彼は子供たちに、こういったボランティアを行う機会があること、そして、医師や専門家らがワクチンおよび同研究についてどう語っているのかを説明したそうだ。
「息子は昨年、他の同世代の子供たちと同じように学校に行けなかった。家で多くの時間を過ごさなければならず、辛そうだった。
だからこそ、自分だけでなく全米のほかの子供たちのためにも、と考えているのだろう。このボランティア経験が、
以前のようにみんなが学校に通える毎日を取り戻すのに役立つ機会であることを理解していると思う」
6歳と3歳、そして生後14ヵ月の子供を持つメリーランド州在住のキャロウェイ夫妻は、
3人の子供全員をワクチン臨床試験のボランティアに登録したと、米メディア「CNN」に語っている。
動機については、当時3歳だった娘のひとりを1型糖尿病で失ったからだと話す。米国疾病管理予防センターいわく、1型糖尿病は予防できない病気だ。
「私たちは自分たちではコントロール不可能な“何か”で娘を失った」。
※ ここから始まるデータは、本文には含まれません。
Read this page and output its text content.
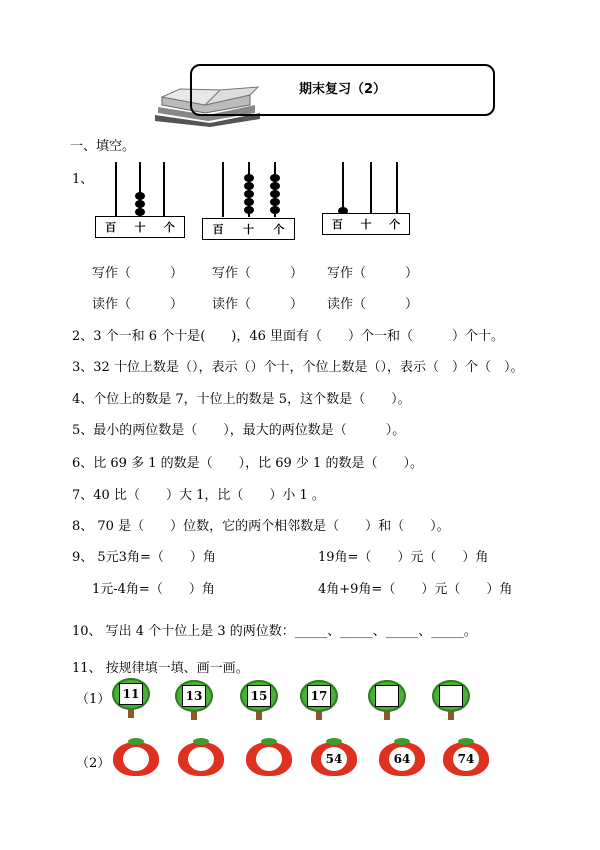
期末复习（2）
一、填空。
1、
百 十 个	百 十 个	百 十 个
写作（　　　） 写作（　　　） 写作（　　　）
读作（　　　） 读作（　　　） 读作（　　　）
2、3 个一和 6 个十是(　　)，46 里面有（　　）个一和（　　　）个十。
3、32 十位上数是（），表示（）个十，个位上数是（），表示（　）个（　）。
4、个位上的数是 7，十位上的数是 5，这个数是（　　）。
5、最小的两位数是（　　），最大的两位数是（　　　）。
6、比 69 多 1 的数是（　　），比 69 少 1 的数是（　　）。
7、40 比（　　）大 1，比（　　）小 1 。
8、 70 是（　　）位数，它的两个相邻数是（　　）和（　　）。
9、 5元3角=（　　）角	19角=（　　）元（　　）角
1元-4角=（　　）角	4角+9角=（　　）元（　　）角
10、 写出 4 个十位上是 3 的两位数：_____、_____、_____、_____。
11、 按规律填一填、画一画。
（1）
（2）
11	13	15	17
54	64	74
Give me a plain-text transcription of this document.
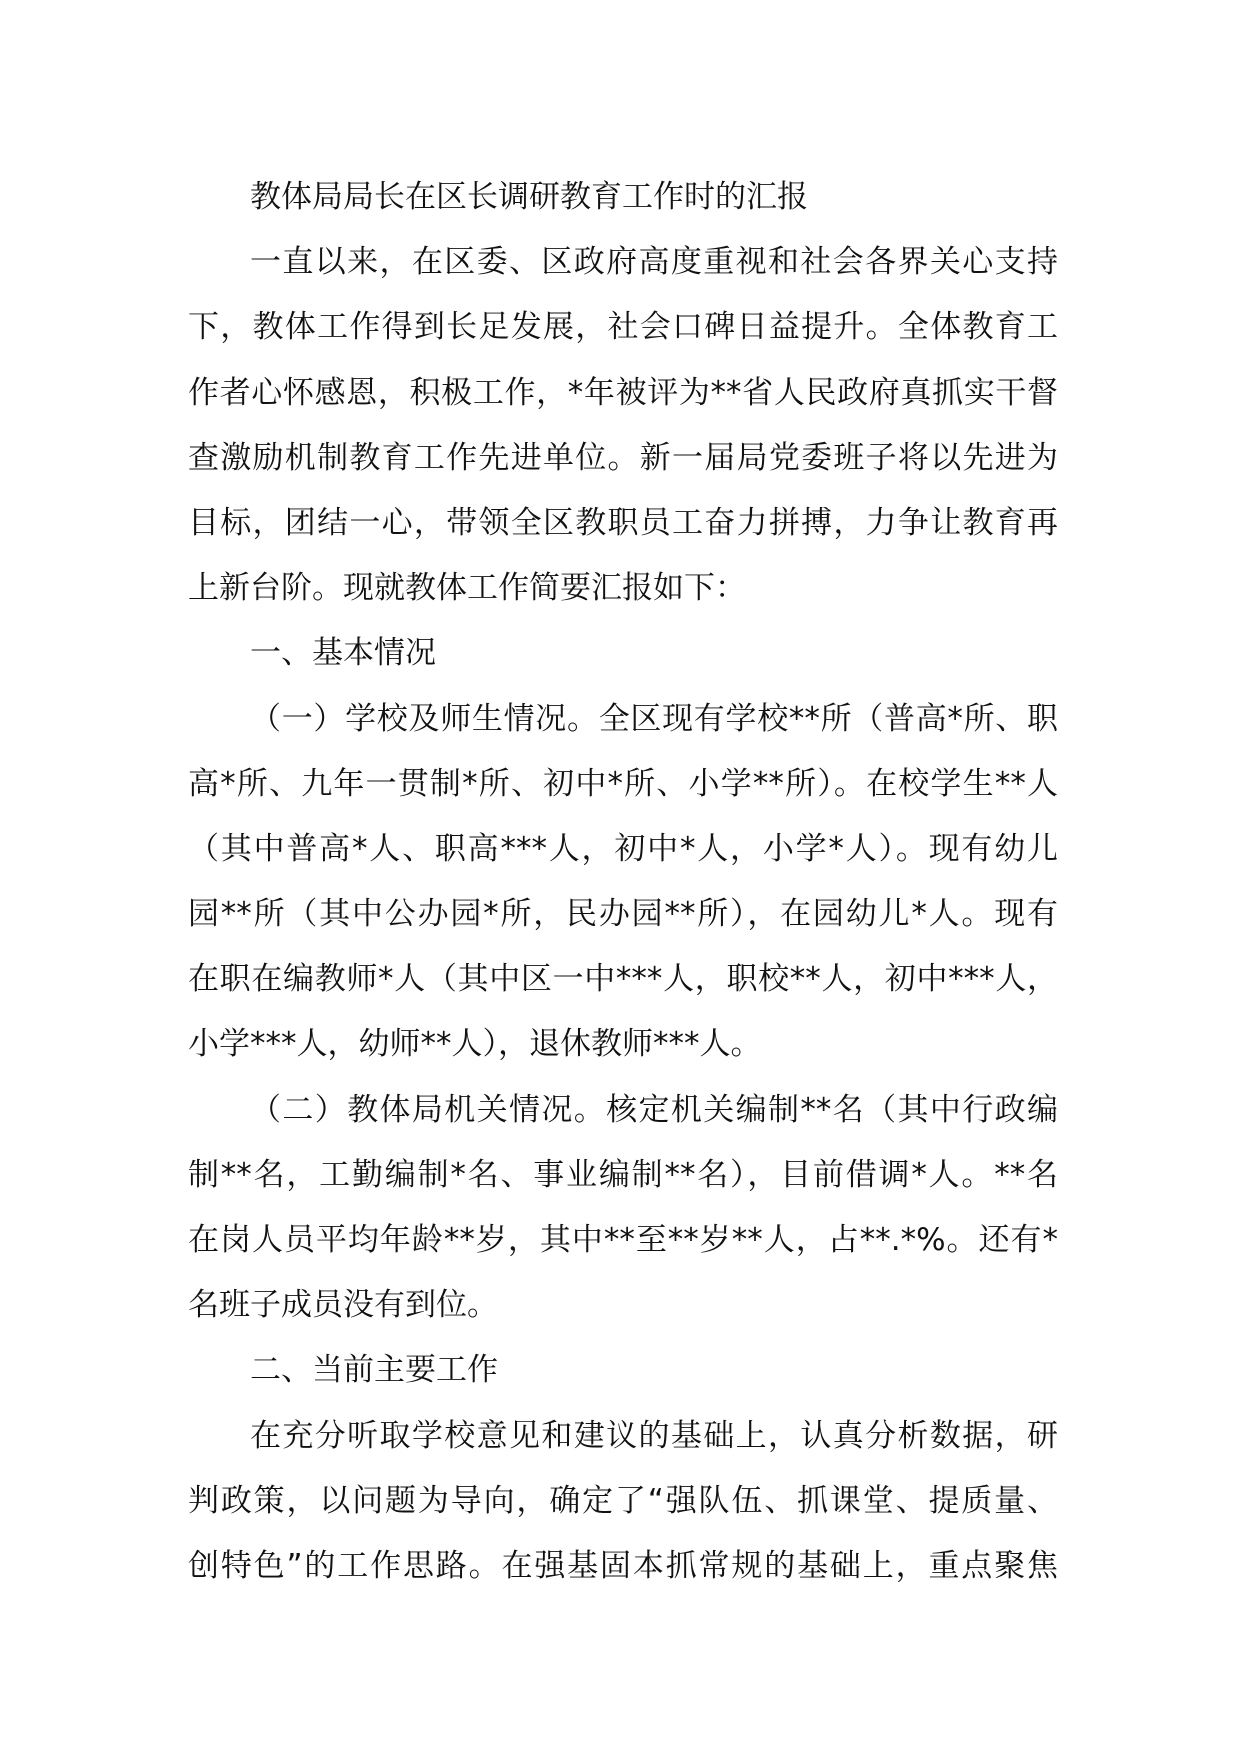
教体局局长在区长调研教育工作时的汇报
一直以来，在区委、区政府高度重视和社会各界关心支持
下，教体工作得到长足发展，社会口碑日益提升。全体教育工
作者心怀感恩，积极工作，*年被评为**省人民政府真抓实干督
查激励机制教育工作先进单位。新一届局党委班子将以先进为
目标，团结一心，带领全区教职员工奋力拼搏，力争让教育再
上新台阶。现就教体工作简要汇报如下：
一、基本情况
（一）学校及师生情况。全区现有学校**所（普高*所、职
高*所、九年一贯制*所、初中*所、小学**所）。在校学生**人
（其中普高*人、职高***人，初中*人，小学*人）。现有幼儿
园**所（其中公办园*所，民办园**所），在园幼儿*人。现有
在职在编教师*人（其中区一中***人，职校**人，初中***人，
小学***人，幼师**人），退休教师***人。
（二）教体局机关情况。核定机关编制**名（其中行政编
制**名，工勤编制*名、事业编制**名），目前借调*人。**名
在岗人员平均年龄**岁，其中**至**岁**人，占**.*%。还有*
名班子成员没有到位。
二、当前主要工作
在充分听取学校意见和建议的基础上，认真分析数据，研
判政策，以问题为导向，确定了“强队伍、抓课堂、提质量、
创特色”的工作思路。在强基固本抓常规的基础上，重点聚焦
しかし、新型コロナウイルスは、「私たちが制御できるものです。
(ワクチン)は何百万人もの国民に対して効果を発揮したことが示されている」
「1型糖尿病も新型コロナも、幼児を死に追いやるケースは稀。けれど、起きてしまうこともある」
実際、パンデミック以来、アメリカでは「400万人以上の子供が新型コロナウイルス陽性になり、そのうち少なくとも346人が死亡した」と、アメリカ小児科学会は発表している。
とはいえ、「我が子をワクチンの実験台にしたくはない」という声も少なくない。
だが、キャロウェイ夫妻は我が子を失うという稀なケースの「統計になりたい人など誰もいない」と語る。「自分の家族に起きた場合、その悲しみは想像を絶するものです」。